How do I manage two children, continue to work from home and not only survive, but thrive as a writer? I want to live a life I love, and for me, that includes nurturing my professional identity. It’s a life I feel is slowly slipping away because caring for my family means I can’t devote more waking hours to my work.

I am writing this while my daughter sits at my feet playing with her toys. My son is at school — thank God — giving me exactly six hours to fit in all the writing, Zoom meetings and interviews I can before he comes home and demands the attention he used to have before his sister was born. 

Stress lives in my shoulders and across my upper back. It tenses the muscles beneath my skin when my daughter launches into a full-on fit while I’m in the middle of an interview with a source for a story or recording my podcast.

The question that lingers in the back of my mind is, ‘What if I don’t succeed?’ It’s not a question of failure because I am doing the things I love. I have not failed, but have I succeeded? I ask myself often, ‘What if what I love doesn’t love me back enough? What if it doesn’t work out? What if the sacrifices aren’t worth it?’ 

Then my anxiety starts to take over. In my impatience, I use a snippy tone with my 6-year-old son. Suddenly, we’re all crying at once because our needs — no matter how wholly different — aren’t being met.

I start to worry about the model I'm setting for my children, my daughter especially. My son is old enough to remember when I worked a “regular” job. But my daughter will only know this singular reality of her mother.

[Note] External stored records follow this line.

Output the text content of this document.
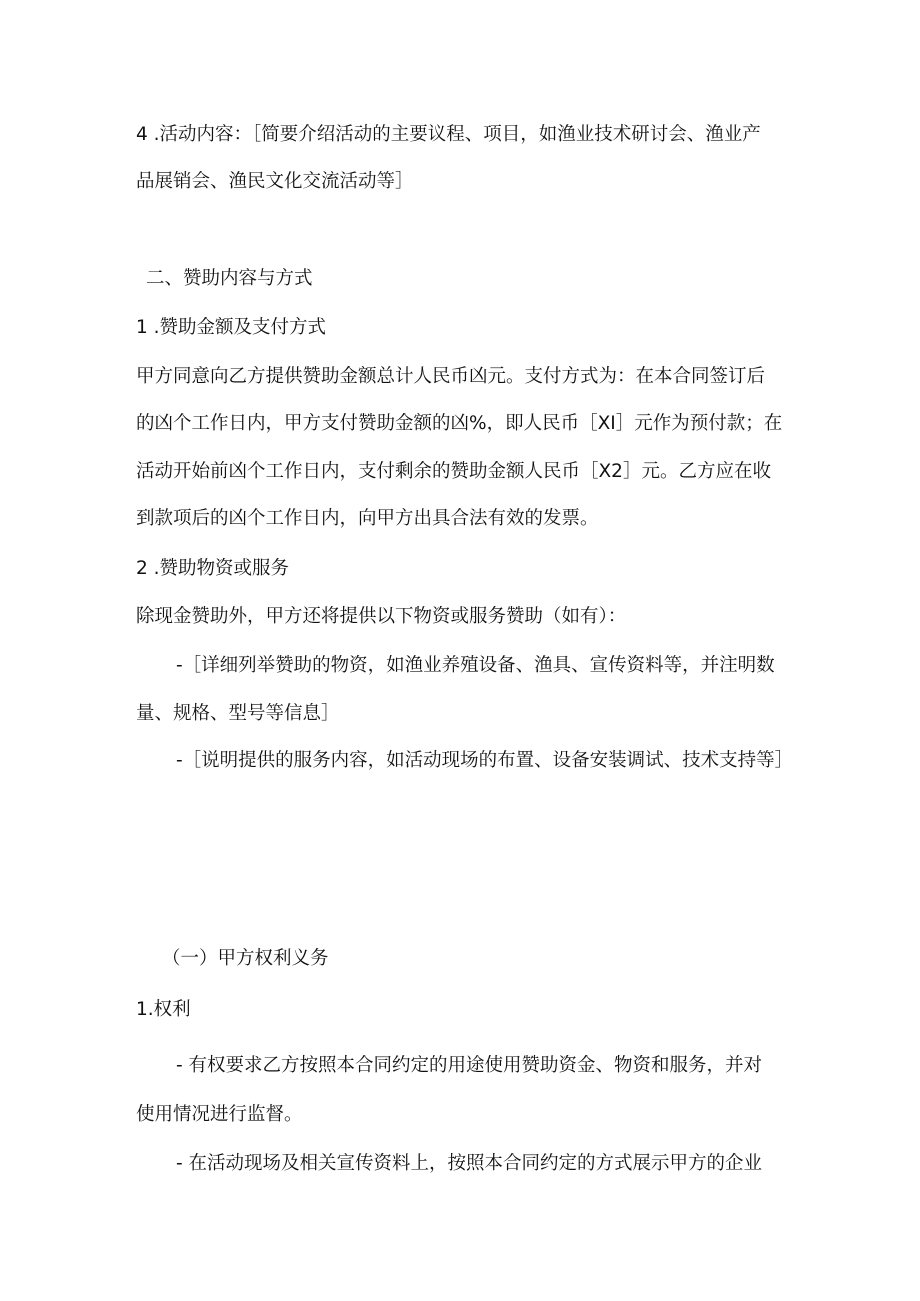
4 .活动内容：［简要介绍活动的主要议程、项目，如渔业技术研讨会、渔业产

品展销会、渔民文化交流活动等］

二、赞助内容与方式

1 .赞助金额及支付方式

甲方同意向乙方提供赞助金额总计人民币凶元。支付方式为：在本合同签订后

的凶个工作日内，甲方支付赞助金额的凶%，即人民币［XI］元作为预付款；在

活动开始前凶个工作日内，支付剩余的赞助金额人民币［X2］元。乙方应在收

到款项后的凶个工作日内，向甲方出具合法有效的发票。

2 .赞助物资或服务

除现金赞助外，甲方还将提供以下物资或服务赞助（如有）：

-［详细列举赞助的物资，如渔业养殖设备、渔具、宣传资料等，并注明数

量、规格、型号等信息］

-［说明提供的服务内容，如活动现场的布置、设备安装调试、技术支持等］

（一）甲方权利义务

1.权利

- 有权要求乙方按照本合同约定的用途使用赞助资金、物资和服务，并对

使用情况进行监督。

- 在活动现场及相关宣传资料上，按照本合同约定的方式展示甲方的企业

She has been present for all Zoom calls, interviews and podcast recordings before her birth and after. 

Recently, while interviewing a therapist for a story I was writing, she commented that "Sometimes women have children not because they necessarily want them, but because they think it’s what they’re supposed to do according to society’s patriarchal standards, and they don’t have a good enough reason not to have them.” The therapist made the comment after she saw my daughter’s hand peeking from beneath my shirt in the frame of my camera. Yes, if I’m on Zoom my daughter is probably breastfeeding. 

I completed the interview, wrote the story (in the margins of the day, as the great Toni Morrison would do) and continued trying to do and have it all at once. But her comment lingers, as does the depression weighing my shoulders, as does the anxiety that keeps me up at night and sends silent tears down my face during the day.

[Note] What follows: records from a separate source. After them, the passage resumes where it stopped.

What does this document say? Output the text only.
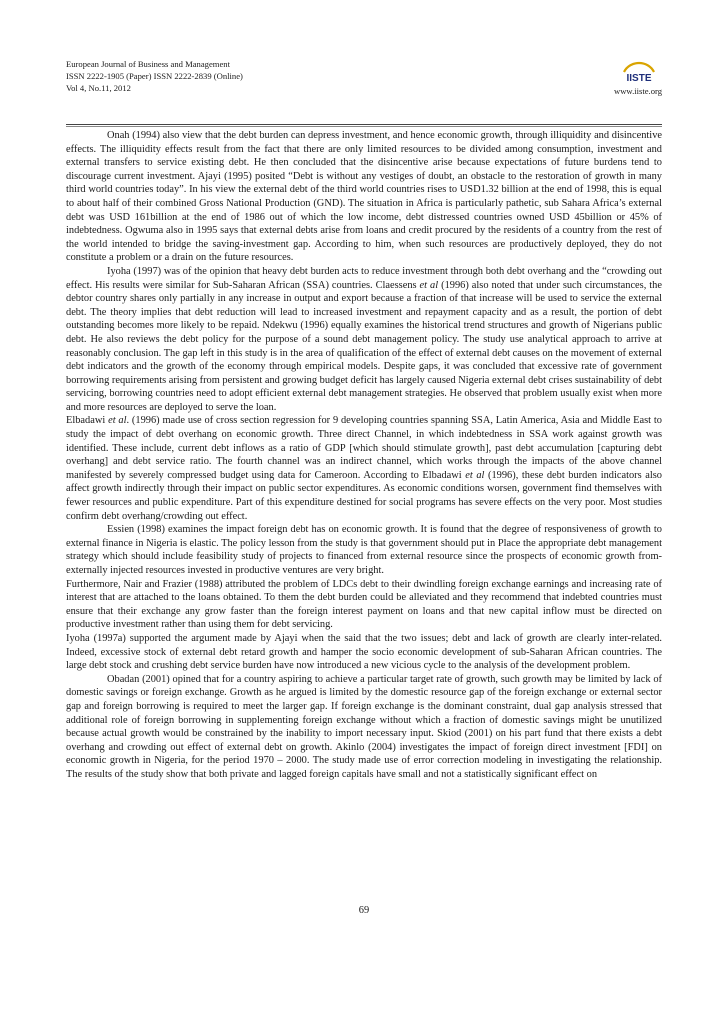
European Journal of Business and Management
ISSN 2222-1905 (Paper) ISSN 2222-2839 (Online)
Vol 4, No.11, 2012
IISTE
www.iiste.org

Onah (1994) also view that the debt burden can depress investment, and hence economic growth, through illiquidity and disincentive effects. The illiquidity effects result from the fact that there are only limited resources to be divided among consumption, investment and external transfers to service existing debt. He then concluded that the disincentive arise because expectations of future burdens tend to discourage current investment. Ajayi (1995) posited “Debt is without any vestiges of doubt, an obstacle to the restoration of growth in many third world countries today”. In his view the external debt of the third world countries rises to USD1.32 billion at the end of 1998, this is equal to about half of their combined Gross National Production (GND). The situation in Africa is particularly pathetic, sub Sahara Africa’s external debt was USD 161billion at the end of 1986 out of which the low income, debt distressed countries owned USD 45billion or 45% of indebtedness. Ogwuma also in 1995 says that external debts arise from loans and credit procured by the residents of a country from the rest of the world intended to bridge the saving-investment gap. According to him, when such resources are productively deployed, they do not constitute a problem or a drain on the future resources.

Iyoha (1997) was of the opinion that heavy debt burden acts to reduce investment through both debt overhang and the “crowding out effect. His results were similar for Sub-Saharan African (SSA) countries. Claessens et al (1996) also noted that under such circumstances, the debtor country shares only partially in any increase in output and export because a fraction of that increase will be used to service the external debt. The theory implies that debt reduction will lead to increased investment and repayment capacity and as a result, the portion of debt outstanding becomes more likely to be repaid. Ndekwu (1996) equally examines the historical trend structures and growth of Nigerians public debt. He also reviews the debt policy for the purpose of a sound debt management policy. The study use analytical approach to arrive at reasonably conclusion. The gap left in this study is in the area of qualification of the effect of external debt causes on the movement of external debt indicators and the growth of the economy through empirical models. Despite gaps, it was concluded that excessive rate of government borrowing requirements arising from persistent and growing budget deficit has largely caused Nigeria external debt crises sustainability of debt servicing, borrowing countries need to adopt efficient external debt management strategies. He observed that problem usually exist when more and more resources are deployed to serve the loan.

Elbadawi et al. (1996) made use of cross section regression for 9 developing countries spanning SSA, Latin America, Asia and Middle East to study the impact of debt overhang on economic growth. Three direct Channel, in which indebtedness in SSA work against growth was identified. These include, current debt inflows as a ratio of GDP [which should stimulate growth], past debt accumulation [capturing debt overhang] and debt service ratio. The fourth channel was an indirect channel, which works through the impacts of the above channel manifested by severely compressed budget using data for Cameroon. According to Elbadawi et al (1996), these debt burden indicators also affect growth indirectly through their impact on public sector expenditures. As economic conditions worsen, government find themselves with fewer resources and public expenditure. Part of this expenditure destined for social programs has severe effects on the very poor. Most studies confirm debt overhang/crowding out effect.

Essien (1998) examines the impact foreign debt has on economic growth. It is found that the degree of responsiveness of growth to external finance in Nigeria is elastic. The policy lesson from the study is that government should put in Place the appropriate debt management strategy which should include feasibility study of projects to financed from external resource since the prospects of economic growth from-externally injected resources invested in productive ventures are very bright.

Furthermore, Nair and Frazier (1988) attributed the problem of LDCs debt to their dwindling foreign exchange earnings and increasing rate of interest that are attached to the loans obtained. To them the debt burden could be alleviated and they recommend that indebted countries must ensure that their exchange any grow faster than the foreign interest payment on loans and that new capital inflow must be directed on productive investment rather than using them for debt servicing.

Iyoha (1997a) supported the argument made by Ajayi when the said that the two issues; debt and lack of growth are clearly inter-related. Indeed, excessive stock of external debt retard growth and hamper the socio economic development of sub-Saharan African countries. The large debt stock and crushing debt service burden have now introduced a new vicious cycle to the analysis of the development problem.

Obadan (2001) opined that for a country aspiring to achieve a particular target rate of growth, such growth may be limited by lack of domestic savings or foreign exchange. Growth as he argued is limited by the domestic resource gap of the foreign exchange or external sector gap and foreign borrowing is required to meet the larger gap. If foreign exchange is the dominant constraint, dual gap analysis stressed that additional role of foreign borrowing in supplementing foreign exchange without which a fraction of domestic savings might be unutilized because actual growth would be constrained by the inability to import necessary input. Skiod (2001) on his part fund that there exists a debt overhang and crowding out effect of external debt on growth. Akinlo (2004) investigates the impact of foreign direct investment [FDI] on economic growth in Nigeria, for the period 1970 – 2000. The study made use of error correction modeling in investigating the relationship. The results of the study show that both private and lagged foreign capitals have small and not a statistically significant effect on

69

Now nine months postpartum, I am still fighting my depressive demons and my fear that I can’t have it all at once. I don’t know if I’m succeeding or failing at motherhood. I don’t know if I’m succeeding or failing in my freelance career. I do know that many times on this journey I have wanted to drop every ball I’m juggling and sprint toward the nearest exit. 

When I feel I have run right past my stopping point, I see the image from the cartoon of the Road Runner being chased by Wile E. Coyote. The Road Runner stops at the edge of a cliff but the coyote keeps going, only to discover that he’s run right off. For a moment, he’s suspended in the air before falling. That’s where I am: suspended in the air, looking back at the caution sign I ran straight through.

No matter what, I keep going. For my dreams, for my family.